We know that weather influences water quality in Iowa’s rivers. Last year, there was a drought and nitrate was lower than usual. This spring, it’s been wetter and nitrate is higher than usual. If you monitor for 10 years and the first 5 are a little wetter or drier than the last five, you’ll a water quality trend to go with it. Boring!
What we really want to know is how people are influencing water quality. We can get a lot closer to that answer by peeling away the obvious weather-related patterns to reveal underlying trends.

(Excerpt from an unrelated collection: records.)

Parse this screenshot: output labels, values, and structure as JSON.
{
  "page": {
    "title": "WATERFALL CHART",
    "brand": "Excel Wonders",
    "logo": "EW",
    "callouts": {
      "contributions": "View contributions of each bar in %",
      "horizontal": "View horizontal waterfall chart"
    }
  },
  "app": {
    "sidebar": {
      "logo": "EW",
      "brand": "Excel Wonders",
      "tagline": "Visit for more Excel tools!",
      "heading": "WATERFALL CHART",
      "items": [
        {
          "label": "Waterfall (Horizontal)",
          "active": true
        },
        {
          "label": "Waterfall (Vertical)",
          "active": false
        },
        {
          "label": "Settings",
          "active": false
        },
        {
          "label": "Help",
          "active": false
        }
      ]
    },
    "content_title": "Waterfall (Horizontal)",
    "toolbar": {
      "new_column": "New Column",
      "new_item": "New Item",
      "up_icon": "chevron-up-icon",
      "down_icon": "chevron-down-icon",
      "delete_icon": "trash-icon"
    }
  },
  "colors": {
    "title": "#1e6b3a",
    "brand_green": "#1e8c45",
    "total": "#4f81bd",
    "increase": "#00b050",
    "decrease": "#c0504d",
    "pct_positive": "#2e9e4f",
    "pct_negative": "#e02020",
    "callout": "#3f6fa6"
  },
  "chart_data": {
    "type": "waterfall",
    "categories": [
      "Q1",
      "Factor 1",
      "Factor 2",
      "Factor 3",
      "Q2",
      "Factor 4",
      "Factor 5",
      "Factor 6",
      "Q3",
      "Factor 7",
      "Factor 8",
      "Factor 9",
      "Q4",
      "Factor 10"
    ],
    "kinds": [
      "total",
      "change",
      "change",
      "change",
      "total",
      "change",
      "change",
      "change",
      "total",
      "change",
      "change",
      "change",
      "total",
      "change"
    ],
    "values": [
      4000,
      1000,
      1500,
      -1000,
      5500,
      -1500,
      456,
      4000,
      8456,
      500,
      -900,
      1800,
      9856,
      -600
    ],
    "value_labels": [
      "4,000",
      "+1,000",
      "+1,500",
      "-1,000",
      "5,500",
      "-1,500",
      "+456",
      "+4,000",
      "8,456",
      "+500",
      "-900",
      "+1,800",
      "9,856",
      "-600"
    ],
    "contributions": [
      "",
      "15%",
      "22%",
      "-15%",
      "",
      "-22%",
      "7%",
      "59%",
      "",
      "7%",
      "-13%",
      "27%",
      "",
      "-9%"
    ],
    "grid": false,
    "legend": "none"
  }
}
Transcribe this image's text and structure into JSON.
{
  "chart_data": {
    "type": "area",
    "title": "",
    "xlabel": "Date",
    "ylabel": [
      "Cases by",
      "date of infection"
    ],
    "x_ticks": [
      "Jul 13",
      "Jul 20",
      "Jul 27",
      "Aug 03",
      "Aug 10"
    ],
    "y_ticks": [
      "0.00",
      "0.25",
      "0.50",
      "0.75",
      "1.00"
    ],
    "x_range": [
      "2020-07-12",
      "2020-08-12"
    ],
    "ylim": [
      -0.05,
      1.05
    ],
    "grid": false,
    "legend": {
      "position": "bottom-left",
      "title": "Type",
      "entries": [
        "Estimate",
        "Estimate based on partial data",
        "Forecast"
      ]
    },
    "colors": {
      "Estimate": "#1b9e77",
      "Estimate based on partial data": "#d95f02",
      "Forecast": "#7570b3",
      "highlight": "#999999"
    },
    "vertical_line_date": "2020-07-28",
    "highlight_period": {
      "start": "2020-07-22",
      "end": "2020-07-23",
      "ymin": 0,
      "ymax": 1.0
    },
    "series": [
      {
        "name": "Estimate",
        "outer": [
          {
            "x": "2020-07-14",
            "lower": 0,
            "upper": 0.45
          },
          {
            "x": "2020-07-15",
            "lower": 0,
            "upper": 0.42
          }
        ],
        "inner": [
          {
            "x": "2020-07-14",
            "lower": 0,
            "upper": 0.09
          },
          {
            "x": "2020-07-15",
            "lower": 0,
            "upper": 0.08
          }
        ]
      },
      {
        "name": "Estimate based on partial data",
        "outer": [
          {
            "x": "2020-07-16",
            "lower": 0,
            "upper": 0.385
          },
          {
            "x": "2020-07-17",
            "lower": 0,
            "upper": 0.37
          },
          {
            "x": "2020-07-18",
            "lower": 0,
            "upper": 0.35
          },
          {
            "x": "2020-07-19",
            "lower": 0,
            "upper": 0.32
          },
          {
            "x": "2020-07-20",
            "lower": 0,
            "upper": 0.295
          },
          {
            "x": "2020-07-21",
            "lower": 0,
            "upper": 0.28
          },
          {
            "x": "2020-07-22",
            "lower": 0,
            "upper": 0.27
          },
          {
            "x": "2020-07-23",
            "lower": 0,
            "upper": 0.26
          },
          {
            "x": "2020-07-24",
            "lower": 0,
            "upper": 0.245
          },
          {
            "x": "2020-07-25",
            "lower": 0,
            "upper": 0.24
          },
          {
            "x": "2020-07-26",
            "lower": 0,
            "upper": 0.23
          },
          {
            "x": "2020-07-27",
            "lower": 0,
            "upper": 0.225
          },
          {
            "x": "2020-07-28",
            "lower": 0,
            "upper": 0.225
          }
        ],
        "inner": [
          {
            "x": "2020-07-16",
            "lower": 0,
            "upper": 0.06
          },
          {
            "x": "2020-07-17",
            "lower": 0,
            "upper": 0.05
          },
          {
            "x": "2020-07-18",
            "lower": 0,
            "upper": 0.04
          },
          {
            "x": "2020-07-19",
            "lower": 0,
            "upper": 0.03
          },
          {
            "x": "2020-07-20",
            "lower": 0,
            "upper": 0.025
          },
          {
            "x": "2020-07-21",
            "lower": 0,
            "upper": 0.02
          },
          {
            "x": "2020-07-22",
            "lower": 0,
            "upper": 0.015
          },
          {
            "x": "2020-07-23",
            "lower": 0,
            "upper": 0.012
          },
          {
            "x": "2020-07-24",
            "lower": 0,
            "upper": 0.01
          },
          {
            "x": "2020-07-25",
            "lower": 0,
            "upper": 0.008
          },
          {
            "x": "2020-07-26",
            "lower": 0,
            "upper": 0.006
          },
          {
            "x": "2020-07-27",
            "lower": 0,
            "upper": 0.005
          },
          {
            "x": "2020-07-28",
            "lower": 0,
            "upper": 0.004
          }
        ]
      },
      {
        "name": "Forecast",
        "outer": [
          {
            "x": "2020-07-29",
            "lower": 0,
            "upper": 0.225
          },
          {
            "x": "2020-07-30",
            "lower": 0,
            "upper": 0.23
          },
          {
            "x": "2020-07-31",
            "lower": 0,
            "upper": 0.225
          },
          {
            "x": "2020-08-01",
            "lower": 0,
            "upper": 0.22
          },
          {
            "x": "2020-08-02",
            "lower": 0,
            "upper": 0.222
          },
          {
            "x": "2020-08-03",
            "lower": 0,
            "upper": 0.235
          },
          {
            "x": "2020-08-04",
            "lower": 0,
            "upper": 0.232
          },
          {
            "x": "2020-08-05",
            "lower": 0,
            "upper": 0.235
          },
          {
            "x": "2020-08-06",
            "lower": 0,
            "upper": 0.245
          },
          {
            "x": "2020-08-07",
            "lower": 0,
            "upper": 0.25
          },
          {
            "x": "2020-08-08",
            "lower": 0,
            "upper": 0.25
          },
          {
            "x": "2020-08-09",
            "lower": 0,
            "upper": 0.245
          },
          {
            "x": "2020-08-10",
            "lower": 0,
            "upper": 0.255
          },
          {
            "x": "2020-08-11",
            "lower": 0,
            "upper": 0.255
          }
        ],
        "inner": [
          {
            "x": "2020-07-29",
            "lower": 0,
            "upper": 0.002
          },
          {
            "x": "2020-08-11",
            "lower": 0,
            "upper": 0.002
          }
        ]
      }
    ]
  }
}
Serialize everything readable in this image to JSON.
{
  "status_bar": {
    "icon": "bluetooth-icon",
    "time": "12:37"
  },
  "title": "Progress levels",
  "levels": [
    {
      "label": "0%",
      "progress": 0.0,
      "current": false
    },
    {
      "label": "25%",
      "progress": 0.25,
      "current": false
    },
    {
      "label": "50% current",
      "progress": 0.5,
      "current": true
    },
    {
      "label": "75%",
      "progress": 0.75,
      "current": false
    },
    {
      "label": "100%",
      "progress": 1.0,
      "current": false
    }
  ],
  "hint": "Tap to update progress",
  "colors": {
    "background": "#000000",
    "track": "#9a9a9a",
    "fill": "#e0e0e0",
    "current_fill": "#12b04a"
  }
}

In statistics, it’s called a covariate or an explanatory variable. If there’s a relationship between your water quality metric and some other thing you’re not really interested in (i.e. streamflow), you can model that relationship to account for part of a water quality trend over time. What’s left over might be the things you’re really interested in (i.e. how water quality has been affected by changes in crop rotations, conservation practices, sewage treatment, manure management, and drainage). It’s common enough in the scientific literature (Robert Hirsch’s Weighted Regression on Time, Discharge, and Season is a good example), but should be used more often for progress tracking at the watershed scale.
To illustrate this general approach, I downloaded daily nitrate data from three stations maintained by the US Geologic Survey. The sensors at the Turkey River at Garber and the Cedar River near Palo (north of Cedar Rapids) were installed in late 2012; the sensor Raccoon River near Jefferson was installed in 2008. I wanted a high frequency dataset (to minimize sampling error) that included the episodes of “weather whiplash” in 2013 and 2022.
“Residuals” are the difference between what we predict and what we measured. In the first panel, that’s the difference between a measurement and the long-term average. In the second and third panels, we see how nitrate measurements differ from what we’d expect given flow in the stream today, and flow in the stream last year. Gray dots – daily measurements. Red dots- yearly averages. Blue dotted line – trend. If I did this right, some of the dots should get closer to the middle.
Nitrate concentrations in rivers increase as the weather gets wetter and streamflow increases… up to a point. When rivers are running very high, there’s a dilution effect and nitrate concentrations fall. Based on that relationship, we can explain high nitrate levels in the Cedar River in 2016 (a wet year) and low nitrate levels in 2021 (a dry year).
Nitrate concentrations tends to be highest on wet spring days following a dry summer and fall, as nitrate that accumulated in the soil during the drought is flushed into drainage systems or washed off the land surface and into rivers. Here I’ve calculated a moving average of flow over the previous 365 days, and compared that to nitrate concentrations during high flow or low flow conditions. Based on that relationship, we can explain high nitrate in the Cedar River on wet days in the spring of 2013 and 2022 (following a dry year) and low nitrate on wet days in the spring of 2019 (following a wet year).
After making these adjustments, the downward trend in the Cedar River looks much smaller (0.53 mg/L per year, adjusted to 0.25) and is overtaken by the Turkey River (0.37 mg/L, adjusted to 0.28). The adjusted trends are statistically significant and could be attributed to conservation efforts in those watersheds.
How did I do this? For technical details, read here.
However, there’s still some weather-related patterns we haven’t accounted for. The Raccoon River near Jefferson also had a steep decline in nitrate since 2013 (1.42 mg/L per year, adjusted to 0.77 mg/L per year) but if you look at the entire record (going back to 2008), it’s part of an up-and-down cycle. I’ve seen that same pattern in the South Skunk River. The model explains some of those swings but doesn’t fully explain high nitrate in fall of 2014, spring of 2015 and spring of 2016. Perhaps the nitrogen that accumulated in the soil during the drought of 2012 took several years to flush out.
In addition to streamflow and last year’s weather (antecedent moisture is the technical term), nitrate can be explained by season, soybean acreage, and baseflow. If it’s not enough to know that water quality is improving or getting worse, and you’d also like to know why, then let’s peel that onion!